Prigoschin, Surowikin, Kadyrow – Geheimdienst deckt wohl Verschwörung auf
Der FSB hat offenbar eine Verschwörung im Kreml vereitelt. Diese könnte jetzt harte Folgen für die Verschwörer haben. Allen voran für Jewgeni Prigoschin
Moskau – Russlands Präsident Wladimir Putin nahm im Januar dieses Jahres eine personelle Veränderung in der Führung des russischen Militärs vor. Waleri Gerassimov, davor Stabschef der russischen Streitkräfte, stieg zum Oberbefehlshaber der russischen Truppen im Ukraine-Krieg auf. Sein Vorgänger Sergei Surowikin wurde zu dessen Stellvertreter degradiert. Beobachter sahen ausbleibende militärische Erfolge in der Ukraine als Grund für die Personalrochade. Der Kreml selbst lies verlauten, dass Gerassimov eine Verbesserung der „Zusammenarbeit der Truppengattungen“ bewirken solle. Neuen Informationen zufolge hatte der Wechsel jedoch einen anderen Grund: Er sollte einer geplanten Verschwörung in Putins Macht-Zirkel zuvorkommen.

Verschwörung in Putins Dunstkreis: Geheimdienst vereitelt offenbar die Pläne
Diesen Standpunkt vertritt zumindest der russische Dissident und Menschrechtsaktivist Wladimir Oseshkin in einem Interview mit dem russischen Telegram-Kanal „Можем объяснить“ (dt. „Wir können es erklären“). Osechkin betreibt das regierungskritische Portal gulagu.net und veröffentlichte bereits in der Vergangenheit vertrauliche Informationen der russischen Regierung. Seit 2015 lebt er im Exil in Paris.
Osechkins Berichten nach hatte es in der vergangenen Monaten eine gescheiterte Verschwörung im Kreml ereignet. Deren Ziel sei es gewesen, die russische Militärführung – allen voran Verteidigungsminister Sergei Schoigu – auszutauschen. Zu den Hauptverschwörern zählten demnach, neben Surowikin, auch der Chef der privaten Söldner-Armee „Gruppe Wagner“, Jewgeni Prigoschin und der Präsident der russischen Teilrepublik Tschetschenien, Ramsan Kadyrow.
Prigoschin, Kadyrow und Surowikin: Trio wollte Kontrolle über russisches Militär
Das erklärte Ziel des Trios sei es offenbar gewesen, mehr Kontrolle über die russische Militärführung zu erlangen. Prigoschin sollte Sergei Schoigu als Verteidigungsminister ablösen, für Kadyrow war ein Posten als Chef der Nationalgarde vorgesehen. Für eine solche Verschwörung würde auch die Art und Weise sprechen, wie Prigoschin und Kadyrow vom vergangenen Herbst an immer wieder öffentlich in Erscheinung traten.
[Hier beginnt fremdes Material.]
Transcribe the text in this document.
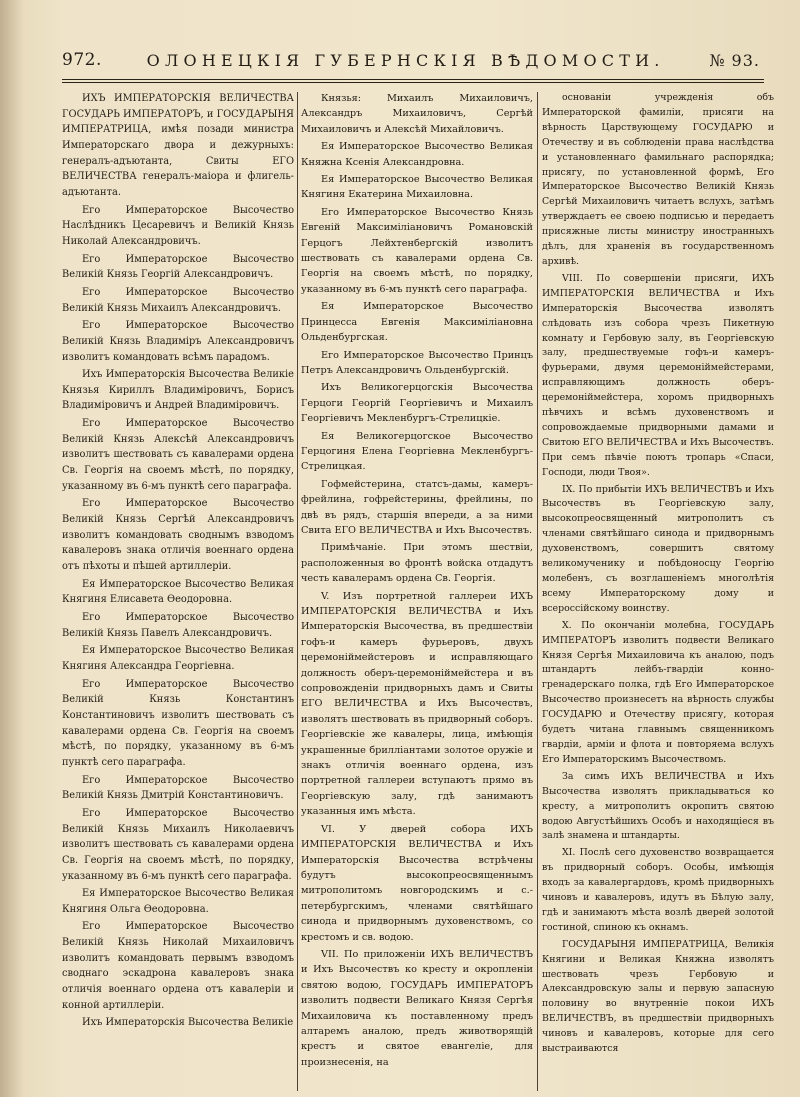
972.	ОЛОНЕЦКІЯ ГУБЕРНСКІЯ ВѢДОМОСТИ.	№ 93.

ИХЪ ИМПЕРАТОРСКІЯ ВЕЛИЧЕСТВА ГОСУДАРЬ ИМПЕРАТОРЪ, и ГОСУДАРЫНЯ ИМПЕРАТРИЦА, имѣя позади министра Императорскаго двора и дежурныхъ: генералъ-адъютанта, Свиты ЕГО ВЕЛИЧЕСТВА генералъ-маіора и флигель-адъютанта.

Его Императорское Высочество Наслѣдникъ Цесаревичъ и Великій Князь Николай Александровичъ.

Его Императорское Высочество Великій Князь Георгій Александровичъ.

Его Императорское Высочество Великій Князь Михаилъ Александровичъ.

Его Императорское Высочество Великій Князь Владиміръ Александровичъ изволитъ командовать всѣмъ парадомъ.

Ихъ Императорскія Высочества Великіе Князья Кириллъ Владиміровичъ, Борисъ Владиміровичъ и Андрей Владиміровичъ.

Его Императорское Высочество Великій Князь Алексѣй Александровичъ изволитъ шествовать съ кавалерами ордена Св. Георгія на своемъ мѣстѣ, по порядку, указанному въ 6-мъ пунктѣ сего параграфа.

Его Императорское Высочество Великій Князь Сергѣй Александровичъ изволитъ командовать своднымъ взводомъ кавалеровъ знака отличія военнаго ордена отъ пѣхоты и пѣшей артиллеріи.

Ея Императорское Высочество Великая Княгиня Елисавета Ѳеодоровна.

Его Императорское Высочество Великій Князь Павелъ Александровичъ.

Ея Императорское Высочество Великая Княгиня Александра Георгіевна.

Его Императорское Высочество Великій Князь Константинъ Константиновичъ изволитъ шествовать съ кавалерами ордена Св. Георгія на своемъ мѣстѣ, по порядку, указанному въ 6-мъ пунктѣ сего параграфа.

Его Императорское Высочество Великій Князь Дмитрій Константиновичъ.

Его Императорское Высочество Великій Князь Михаилъ Николаевичъ изволитъ шествовать съ кавалерами ордена Св. Георгія на своемъ мѣстѣ, по порядку, указанному въ 6-мъ пунктѣ сего параграфа.

Ея Императорское Высочество Великая Княгиня Ольга Ѳеодоровна.

Его Императорское Высочество Великій Князь Николай Михаиловичъ изволитъ командовать первымъ взводомъ своднаго эскадрона кавалеровъ знака отличія военнаго ордена отъ кавалеріи и конной артиллеріи.

Ихъ Императорскія Высочества Великіе

Князья: Михаилъ Михаиловичъ, Александръ Михаиловичъ, Сергѣй Михаиловичъ и Алексѣй Михайловичъ.

Ея Императорское Высочество Великая Княжна Ксенія Александровна.

Ея Императорское Высочество Великая Княгиня Екатерина Михаиловна.

Его Императорское Высочество Князь Евгеній Максиміліановичъ Романовскій Герцогъ Лейхтенбергскій изволитъ шествовать съ кавалерами ордена Св. Георгія на своемъ мѣстѣ, по порядку, указанному въ 6-мъ пунктѣ сего параграфа.

Ея Императорское Высочество Принцесса Евгенія Максиміліановна Ольденбургская.

Его Императорское Высочество Принцъ Петръ Александровичъ Ольденбургскій.

Ихъ Великогерцогскія Высочества Герцоги Георгій Георгіевичъ и Михаилъ Георгіевичъ Мекленбургъ-Стрелицкіе.

Ея Великогерцогское Высочество Герцогиня Елена Георгіевна Мекленбургъ-Стрелицкая.

Гофмейстерина, статсъ-дамы, камеръ-фрейлина, гофрейстерины, фрейлины, по двѣ въ рядъ, старшія впереди, а за ними Свита ЕГО ВЕЛИЧЕСТВА и Ихъ Высочествъ.

Примѣчаніе. При этомъ шествіи, расположенныя во фронтѣ войска отдадутъ честь кавалерамъ ордена Св. Георгія.

V. Изъ портретной галлереи ИХЪ ИМПЕРАТОРСКІЯ ВЕЛИЧЕСТВА и Ихъ Императорскія Высочества, въ предшествіи гофъ-и камеръ фурьеровъ, двухъ церемоніймейстеровъ и исправляющаго должность оберъ-церемоніймейстера и въ сопровожденіи придворныхъ дамъ и Свиты ЕГО ВЕЛИЧЕСТВА и Ихъ Высочествъ, изволятъ шествовать въ придворный соборъ. Георгіевскіе же кавалеры, лица, имѣющія украшенные бриллiантами золотое оружіе и знакъ отличія военнаго ордена, изъ портретной галлереи вступаютъ прямо въ Георгіевскую залу, гдѣ занимаютъ указанныя имъ мѣста.

VI. У дверей собора ИХЪ ИМПЕРАТОРСКІЯ ВЕЛИЧЕСТВА и Ихъ Императорскія Высочества встрѣчены будутъ высокопреосвященнымъ митрополитомъ новгородскимъ и с.-петербургскимъ, членами святѣйшаго синода и придворнымъ духовенствомъ, со крестомъ и св. водою.

VII. По приложеніи ИХЪ ВЕЛИЧЕСТВЪ и Ихъ Высочествъ ко кресту и окропленіи святою водою, ГОСУДАРЬ ИМПЕРАТОРЪ изволитъ подвести Великаго Князя Сергѣя Михаиловича къ поставленному предъ алтаремъ аналою, предъ животворящій крестъ и святое евангеліе, для произнесенія, на

основаніи учрежденія объ Императорской фамиліи, присяги на вѣрность Царствующему ГОСУДАРЮ и Отечеству и въ соблюденіи права наслѣдства и установленнаго фамильнаго распорядка; присягу, по установленной формѣ, Его Императорское Высочество Великій Князь Сергѣй Михаиловичъ читаетъ вслухъ, затѣмъ утверждаетъ ее своею подписью и передаетъ присяжные листы министру иностранныхъ дѣлъ, для храненія въ государственномъ архивѣ.

VIII. По совершеніи присяги, ИХЪ ИМПЕРАТОРСКІЯ ВЕЛИЧЕСТВА и Ихъ Императорскія Высочества изволятъ слѣдовать изъ собора чрезъ Пикетную комнату и Гербовую залу, въ Георгіевскую залу, предшествуемые гофъ-и камеръ-фурьерами, двумя церемоніймейстерами, исправляющимъ должность оберъ-церемоніймейстера, хоромъ придворныхъ пѣвчихъ и всѣмъ духовенствомъ и сопровождаемые придворными дамами и Свитою ЕГО ВЕЛИЧЕСТВА и Ихъ Высочествъ. При семъ пѣвчіе поютъ тропарь «Спаси, Господи, люди Твоя».

IX. По прибытіи ИХЪ ВЕЛИЧЕСТВЪ и Ихъ Высочествъ въ Георгіевскую залу, высокопреосвященный митрополитъ съ членами святѣйшаго синода и придворнымъ духовенствомъ, совершитъ святому великомученику и побѣдоносцу Георгію молебенъ, съ возглашеніемъ многолѣтія всему Императорскому дому и всероссійскому воинству.

X. По окончаніи молебна, ГОСУДАРЬ ИМПЕРАТОРЪ изволитъ подвести Великаго Князя Сергѣя Михаиловича къ аналою, подъ штандартъ лейбъ-гвардіи конно-гренадерскаго полка, гдѣ Его Императорское Высочество произнесетъ на вѣрность службы ГОСУДАРЮ и Отечеству присягу, которая будетъ читана главнымъ священникомъ гвардіи, арміи и флота и повторяема вслухъ Его Императорскимъ Высочествомъ.

За симъ ИХЪ ВЕЛИЧЕСТВА и Ихъ Высочества изволятъ прикладываться ко кресту, а митрополитъ окропитъ святою водою Августѣйшихъ Особъ и находящіеся въ залѣ знамена и штандарты.

XI. Послѣ сего духовенство возвращается въ придворный соборъ. Особы, имѣющія входъ за кавалергардовъ, кромѣ придворныхъ чиновъ и кавалеровъ, идутъ въ Бѣлую залу, гдѣ и занимаютъ мѣста возлѣ дверей золотой гостиной, спиною къ окнамъ.

ГОСУДАРЫНЯ ИМПЕРАТРИЦА, Великія Княгини и Великая Княжна изволятъ шествовать чрезъ Гербовую и Александровскую залы и первую запасную половину во внутренніе покои ИХЪ ВЕЛИЧЕСТВЪ, въ предшествіи придворныхъ чиновъ и кавалеровъ, которые для сего выстраиваются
Kadyrow, auch als „Putins Bluthund“ bekannt, kritisierte öffentlich die Vorgehensweisen der russischen Truppen im Ukraine-Krieg und bemängelte ausbleibende Erfolge. Der 46-Jährige zeigte sich „sehr unzufrieden“ über die damaligen Entwicklungen und forderte ein härteres Durchgreifen. Auch Prigoschin teilte wiederholt verbal gegen die russische Militärführung um Schoigu aus. „Putins Koch“ kritisierte dessen Methoden als altmodisch – auch im Vergleich zu seinen Wagner-Södnern.
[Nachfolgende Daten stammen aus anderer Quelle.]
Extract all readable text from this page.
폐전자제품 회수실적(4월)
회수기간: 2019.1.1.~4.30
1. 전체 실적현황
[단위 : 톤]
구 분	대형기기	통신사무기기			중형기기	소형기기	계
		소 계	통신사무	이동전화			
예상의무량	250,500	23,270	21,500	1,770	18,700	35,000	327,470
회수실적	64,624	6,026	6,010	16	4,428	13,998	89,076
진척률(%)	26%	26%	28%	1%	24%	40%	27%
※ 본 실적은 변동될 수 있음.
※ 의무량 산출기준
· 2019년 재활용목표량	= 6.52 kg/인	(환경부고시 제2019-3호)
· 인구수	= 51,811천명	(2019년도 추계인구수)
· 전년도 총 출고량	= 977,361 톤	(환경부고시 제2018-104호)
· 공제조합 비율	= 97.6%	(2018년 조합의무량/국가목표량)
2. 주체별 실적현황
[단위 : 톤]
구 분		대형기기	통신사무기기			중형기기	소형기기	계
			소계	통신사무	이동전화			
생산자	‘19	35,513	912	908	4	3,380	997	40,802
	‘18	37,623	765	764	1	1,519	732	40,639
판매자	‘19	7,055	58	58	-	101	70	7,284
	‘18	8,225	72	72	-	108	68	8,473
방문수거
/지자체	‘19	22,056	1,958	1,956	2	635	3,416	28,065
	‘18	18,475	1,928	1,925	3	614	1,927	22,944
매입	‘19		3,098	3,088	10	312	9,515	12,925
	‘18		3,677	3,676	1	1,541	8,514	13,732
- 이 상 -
FSB vereitelt wohl Verschwörung im Kreml – Verschwörern drohen nun die Konsequenzen
Die Pläne der drei Verschwörer konnten jedoch vereitelt werden, bevor sie ausgeführt wurden. Der russische Inlandsgeheimdienst FSB soll bereits im Oktober von der geplanten Verschwörung erfahren und dieser entgegengewirkt haben. Wie Osechkin berichtet, war daraufhin das Vertrauen zwischen Prigoschin, Kadyrow und Surowikin nicht groß genug, um ihre Pläne durchzuführen. „Niemand von ihnen war bereit, das eigene Wohlbefinden für eine erfolgreiche Ausführung der Pläne zu riskieren“, erklärte der Dissident. Dieser mangelnde Einsatz könnte ihnen nun zum Verhängnis werden.
Infolgedessen hätten Kadyrow und Prigoschin sich verstärkt bemüht, ihre Verbundenheit zum russischen Präsidenten zu demonstrieren. Nennenswerte Erfolge konnten sie dabei – abseits von einer Hand voll persönlicher Treffen zwischen Putin und Kadyrow – jedoch nicht erzielen.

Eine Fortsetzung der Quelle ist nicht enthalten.